Modul 1.4 ini memperkenalkan konsep Disiplin Positif dan Nilai-Nilai Kebajikan Universal dalam konteks pendidikan. Dalam catatan ini, saya akan mengajak Anda untuk menyadari betapa pentingnya memahami dan mengaplikasikan konsep-konsep yang ada dalam modul ini dalam membentuk karakter dan perilaku siswa, serta dalam pengembangan diri kita sebagai pendidik.

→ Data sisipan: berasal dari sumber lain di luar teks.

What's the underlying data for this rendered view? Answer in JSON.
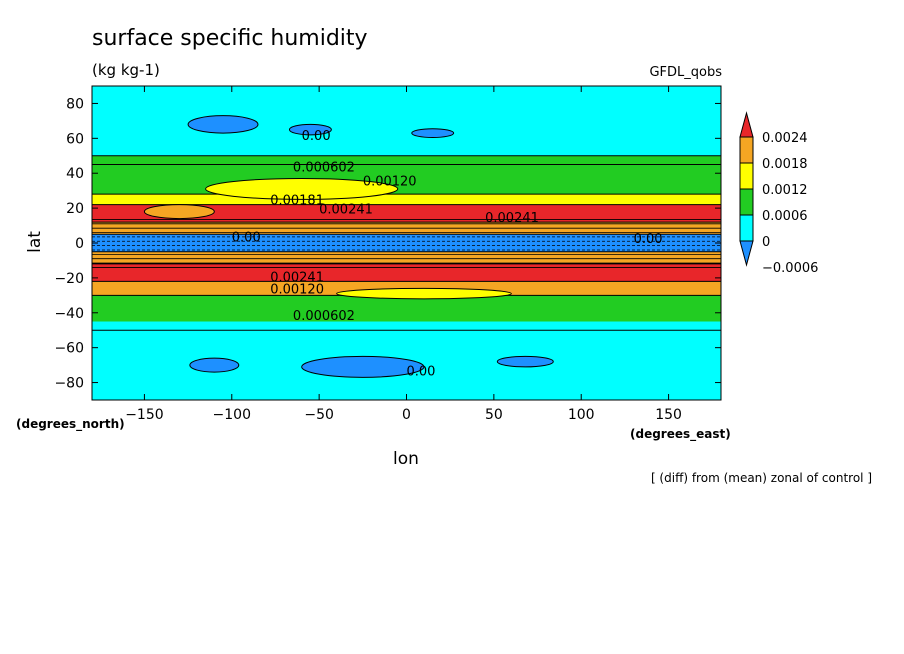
{
  "chart_data": {
    "type": "heatmap",
    "title": "surface specific humidity",
    "units": "(kg kg-1)",
    "source_label": "GFDL_qobs",
    "xlabel": "lon",
    "ylabel": "lat",
    "x_units": "(degrees_east)",
    "y_units": "(degrees_north)",
    "footnote": "[ (diff) from (mean) zonal of control ]",
    "xlim": [
      -180,
      180
    ],
    "ylim": [
      -90,
      90
    ],
    "x_ticks": [
      -150,
      -100,
      -50,
      0,
      50,
      100,
      150
    ],
    "y_ticks": [
      80,
      60,
      40,
      20,
      0,
      -20,
      -40,
      -60,
      -80
    ],
    "colorbar": {
      "labels": [
        "0.0024",
        "0.0018",
        "0.0012",
        "0.0006",
        "0",
        "-0.0006"
      ],
      "colors": [
        "#e8262a",
        "#f5a623",
        "#ffff00",
        "#22cc22",
        "#00ffff",
        "#1e90ff"
      ]
    },
    "contour_labels": [
      "0.00",
      "0.000602",
      "0.00120",
      "0.00181",
      "0.00241",
      "0.00241",
      "0.000602",
      "0.00120",
      "0.00241",
      "0.00",
      "0.00",
      "0.00"
    ],
    "zonal_bands": [
      {
        "lat_min": 50,
        "lat_max": 90,
        "level": "0"
      },
      {
        "lat_min": 45,
        "lat_max": 50,
        "level": "0.0006"
      },
      {
        "lat_min": 28,
        "lat_max": 45,
        "level": "0.0006"
      },
      {
        "lat_min": 22,
        "lat_max": 28,
        "level": "0.0012"
      },
      {
        "lat_min": 12,
        "lat_max": 22,
        "level": "0.0024"
      },
      {
        "lat_min": 5,
        "lat_max": 12,
        "level": "0.0018"
      },
      {
        "lat_min": -5,
        "lat_max": 5,
        "level": "-0.0006"
      },
      {
        "lat_min": -12,
        "lat_max": -5,
        "level": "0.0018"
      },
      {
        "lat_min": -22,
        "lat_max": -12,
        "level": "0.0024"
      },
      {
        "lat_min": -30,
        "lat_max": -22,
        "level": "0.0018"
      },
      {
        "lat_min": -45,
        "lat_max": -30,
        "level": "0.0006"
      },
      {
        "lat_min": -90,
        "lat_max": -50,
        "level": "0"
      }
    ]
  }
}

Kegiatan 'Cobalah Buka' dan Tanggapan Replektif
Kegiatan 'Cobalah Buka' adalah cara yang menarik untuk memulai eksplorasi konsep Disiplin Positif dan Nilai-Nilai Kebajikan Universal. Dalam kegiatan ini, dua individu, yang akan kita sebut sebagai A dan B, terlibat dalam sebuah eksperimen. A memiliki sesuatu yang berharga dalam genggaman tangannya, dan B ditugaskan untuk mencoba membuka tangan A dalam waktu 30 detik.

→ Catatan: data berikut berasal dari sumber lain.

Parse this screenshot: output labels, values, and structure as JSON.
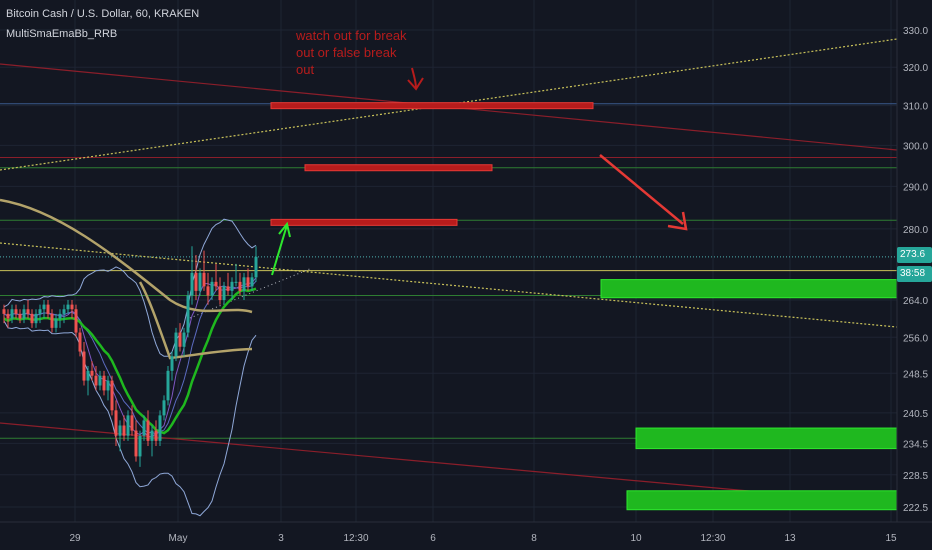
{
  "header": {
    "title": "Bitcoin Cash / U.S. Dollar, 60, KRAKEN",
    "indicator": "MultiSmaEmaBb_RRB"
  },
  "price_labels": {
    "last_price": "273.6",
    "countdown": "38:58"
  },
  "annotation": {
    "lines": [
      "watch out for break",
      "out or  false break",
      "out"
    ]
  },
  "colors": {
    "background": "#131722",
    "grid": "#1e2433",
    "axis_text": "#b2b5be",
    "up_candle": "#26a69a",
    "down_candle": "#ef5350",
    "annotation_red": "#b71c1c",
    "zone_green": "#1fb81f",
    "trend_yellow": "#c9c25a",
    "trend_red": "#8b1e2a",
    "hline_green": "#2e7d32",
    "hline_blue": "#2962ff",
    "last_price": "#26a69a"
  },
  "chart_data": {
    "type": "candlestick",
    "title": "Bitcoin Cash / U.S. Dollar, 60, KRAKEN",
    "y_axis": {
      "scale": "log",
      "ticks": [
        "330.0",
        "320.0",
        "310.0",
        "300.0",
        "290.0",
        "280.0",
        "273.6",
        "264.0",
        "256.0",
        "248.5",
        "240.5",
        "234.5",
        "228.5",
        "222.5"
      ],
      "range": [
        220,
        335
      ]
    },
    "x_axis": {
      "ticks": [
        "29",
        "May",
        "3",
        "12:30",
        "6",
        "8",
        "10",
        "12:30",
        "13",
        "15"
      ]
    },
    "grid": true,
    "last_price": 273.6,
    "candles": [
      {
        "o": 262,
        "h": 263,
        "l": 259,
        "c": 261
      },
      {
        "o": 261,
        "h": 262,
        "l": 258,
        "c": 260
      },
      {
        "o": 260,
        "h": 263,
        "l": 259,
        "c": 262
      },
      {
        "o": 262,
        "h": 263,
        "l": 260,
        "c": 261
      },
      {
        "o": 261,
        "h": 262,
        "l": 259,
        "c": 260
      },
      {
        "o": 260,
        "h": 263,
        "l": 259,
        "c": 262
      },
      {
        "o": 262,
        "h": 264,
        "l": 260,
        "c": 261
      },
      {
        "o": 261,
        "h": 262,
        "l": 258,
        "c": 259
      },
      {
        "o": 259,
        "h": 262,
        "l": 258,
        "c": 261
      },
      {
        "o": 261,
        "h": 263,
        "l": 259,
        "c": 262
      },
      {
        "o": 262,
        "h": 264,
        "l": 260,
        "c": 263
      },
      {
        "o": 263,
        "h": 264,
        "l": 260,
        "c": 261
      },
      {
        "o": 261,
        "h": 262,
        "l": 257,
        "c": 258
      },
      {
        "o": 258,
        "h": 261,
        "l": 257,
        "c": 260
      },
      {
        "o": 260,
        "h": 262,
        "l": 258,
        "c": 261
      },
      {
        "o": 261,
        "h": 263,
        "l": 259,
        "c": 262
      },
      {
        "o": 262,
        "h": 264,
        "l": 261,
        "c": 263
      },
      {
        "o": 263,
        "h": 264,
        "l": 260,
        "c": 262
      },
      {
        "o": 262,
        "h": 263,
        "l": 256,
        "c": 257
      },
      {
        "o": 257,
        "h": 258,
        "l": 252,
        "c": 253
      },
      {
        "o": 253,
        "h": 255,
        "l": 246,
        "c": 247
      },
      {
        "o": 247,
        "h": 250,
        "l": 244,
        "c": 249
      },
      {
        "o": 249,
        "h": 251,
        "l": 247,
        "c": 248
      },
      {
        "o": 248,
        "h": 250,
        "l": 245,
        "c": 246
      },
      {
        "o": 246,
        "h": 249,
        "l": 245,
        "c": 248
      },
      {
        "o": 248,
        "h": 249,
        "l": 244,
        "c": 245
      },
      {
        "o": 245,
        "h": 248,
        "l": 243,
        "c": 247
      },
      {
        "o": 247,
        "h": 248,
        "l": 240,
        "c": 241
      },
      {
        "o": 241,
        "h": 243,
        "l": 234,
        "c": 236
      },
      {
        "o": 236,
        "h": 239,
        "l": 233,
        "c": 238
      },
      {
        "o": 238,
        "h": 240,
        "l": 235,
        "c": 236
      },
      {
        "o": 236,
        "h": 241,
        "l": 235,
        "c": 240
      },
      {
        "o": 240,
        "h": 242,
        "l": 236,
        "c": 237
      },
      {
        "o": 237,
        "h": 239,
        "l": 231,
        "c": 232
      },
      {
        "o": 232,
        "h": 237,
        "l": 230,
        "c": 236
      },
      {
        "o": 236,
        "h": 240,
        "l": 235,
        "c": 239
      },
      {
        "o": 239,
        "h": 241,
        "l": 234,
        "c": 235
      },
      {
        "o": 235,
        "h": 238,
        "l": 232,
        "c": 237
      },
      {
        "o": 237,
        "h": 239,
        "l": 234,
        "c": 235
      },
      {
        "o": 235,
        "h": 241,
        "l": 234,
        "c": 240
      },
      {
        "o": 240,
        "h": 244,
        "l": 239,
        "c": 243
      },
      {
        "o": 243,
        "h": 250,
        "l": 242,
        "c": 249
      },
      {
        "o": 249,
        "h": 253,
        "l": 247,
        "c": 252
      },
      {
        "o": 252,
        "h": 258,
        "l": 251,
        "c": 257
      },
      {
        "o": 257,
        "h": 259,
        "l": 253,
        "c": 254
      },
      {
        "o": 254,
        "h": 258,
        "l": 252,
        "c": 257
      },
      {
        "o": 257,
        "h": 266,
        "l": 256,
        "c": 265
      },
      {
        "o": 265,
        "h": 276,
        "l": 263,
        "c": 270
      },
      {
        "o": 270,
        "h": 274,
        "l": 264,
        "c": 266
      },
      {
        "o": 266,
        "h": 271,
        "l": 265,
        "c": 270
      },
      {
        "o": 270,
        "h": 275,
        "l": 266,
        "c": 267
      },
      {
        "o": 267,
        "h": 270,
        "l": 263,
        "c": 265
      },
      {
        "o": 265,
        "h": 269,
        "l": 264,
        "c": 268
      },
      {
        "o": 268,
        "h": 272,
        "l": 266,
        "c": 267
      },
      {
        "o": 267,
        "h": 269,
        "l": 263,
        "c": 264
      },
      {
        "o": 264,
        "h": 268,
        "l": 263,
        "c": 267
      },
      {
        "o": 267,
        "h": 270,
        "l": 265,
        "c": 266
      },
      {
        "o": 266,
        "h": 269,
        "l": 264,
        "c": 268
      },
      {
        "o": 268,
        "h": 272,
        "l": 267,
        "c": 268
      },
      {
        "o": 268,
        "h": 270,
        "l": 265,
        "c": 266
      },
      {
        "o": 266,
        "h": 270,
        "l": 264,
        "c": 269
      },
      {
        "o": 269,
        "h": 271,
        "l": 266,
        "c": 267
      },
      {
        "o": 267,
        "h": 270,
        "l": 266,
        "c": 269
      },
      {
        "o": 269,
        "h": 276,
        "l": 268,
        "c": 273.6
      }
    ],
    "horizontal_levels": [
      {
        "price": 310.5,
        "color": "blue"
      },
      {
        "price": 297,
        "color": "red"
      },
      {
        "price": 294.5,
        "color": "green"
      },
      {
        "price": 282,
        "color": "green"
      },
      {
        "price": 273.6,
        "color": "teal-dotted"
      },
      {
        "price": 270.5,
        "color": "yellow"
      },
      {
        "price": 265,
        "color": "green"
      },
      {
        "price": 235.5,
        "color": "green"
      }
    ],
    "resistance_zones": [
      {
        "from": "3",
        "to": "8",
        "price": 310
      },
      {
        "from": "3",
        "to": "6",
        "price": 294.5
      },
      {
        "from": "3",
        "to": "6",
        "price": 281.5
      }
    ],
    "support_zones": [
      {
        "from": "8",
        "to": "15",
        "low": 264.5,
        "high": 268.5
      },
      {
        "from": "10",
        "to": "15",
        "low": 233.5,
        "high": 237.5
      },
      {
        "from": "10",
        "to": "15",
        "low": 222,
        "high": 225.5
      }
    ]
  }
}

Pertanyaan pertama dan kedua dalam kegiatan ini menggambarkan berbagai kemungkinan respon dari individu A terhadap upaya B untuk membuka tangan A. Sebagian mungkin bersedia membuka tangan mereka, sementara yang lain mungkin tetap bertahan menutupnya. Ini mencerminkan kontrol penuh atas tindakan tersebut yang ada pada individu masing-masing.
Namun, pertanyaan ketiga mengundang kita untuk merenung lebih dalam. Siapa yang sesungguhnya memiliki kendali atau kontrol penuh atas tindakan tersebut? Jawabannya adalah individu A, yaitu kita sendiri. Meskipun B berusaha dengan berbagai cara untuk membuka tangan A, keputusan akhir tetap ada dalam wewenang A. Ini menggambarkan konsep bahwa individu memiliki kendali penuh atas tindakan mereka, bahkan dalam situasi yang mungkin mendapatkan tekanan dari orang lain.
Teori Kontrol oleh Dr. William Glasser
Dalam modul ini, kita juga diperkenalkan pada Teori Kontrol yang dikemukakan oleh Dr. William Glasser. Teori ini menyoroti empat miskonsepsi yang perlu dipahami dalam konteks kontrol pribadi.
Pertama, miskonsepsi bahwa guru atau pihak lain memiliki kendali penuh atas individu adalah salah. Sebenarnya, individu adalah yang memilih untuk membiarkan diri mereka dikendalikan. Artinya, kontrol pribadi ada dalam tangan individu itu sendiri.
Kedua, konsep penguatan positif atau bujukan sering dianggap sebagai bentuk kontrol. Namun, Glasser mengajarkan bahwa penguatan positif yang efektif adalah ketika individu secara sukarela memilih tindakan positif, bukan karena dorongan eksternal semata.
Ketiga, kritik dan perasaan bersalah tidak efektif dalam memperkuat karakter seseorang. Sebaliknya, hal itu dapat merusak identitas individu dan menghambat perkembangan positif.